「自分は年金を、どのくらいもらえそうか」
「厚生年金は国民年金よりも手厚い」というイメージは、もちろん間違いではありません。しかし、実際の受給額には年金加入期間や現役時代の収入が反映されますので、老後に受け取る額は人それぞれです。
グラフからもイメージできるように、男女間の格差、そして受給権者全体においても、年金月額には大きな幅があります。
また、内訳を詳しく見ると、年金月額が20万円以上の人の割合は男性で24.0%、女性で12.8%です。一方で10万円未満の人の割合は、男性で10.6%、女性で49.9%となりました。
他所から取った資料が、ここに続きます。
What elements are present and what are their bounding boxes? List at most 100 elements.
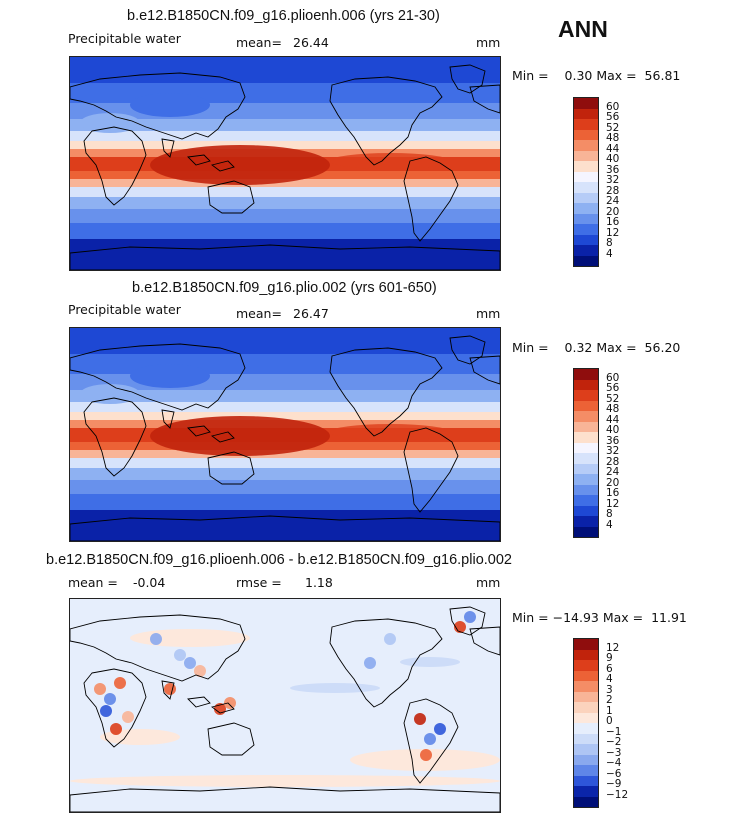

「会社勤めで厚生年金に加入していた時期はあるが、現在はフリーランスである」「子育てとの両立のため、仕事のペースを落としたため、収入もダウンした」といったケースでは、想定したよりも受給額が低くなる可能性は大いにあるでしょう。
また、仮に60歳までしっかり厚生年金に加入していた場合でも、年齢とともに収入が上がっていくとは限りません。
将来の年金額の目安は、「ねんきんネット」や、「ねんきん定期便」で確認できます。老後を見据えたマネープランを立てる際の参考となるでしょう。
著者
二種外務員資格(証券外務員二種)記者/編集者/校閲者/
【保有資格】
ニ種外務員資格(証券外務員二種)・相続診断士・認知症介助士・終活ガイド資格1級保有。
【経歴】
二種外務員資格や相続診断士などの資格を保有し、「お金とくらし」にまつわる情報を専門的かつ丁寧に発信する金融メディア編集者・ライター。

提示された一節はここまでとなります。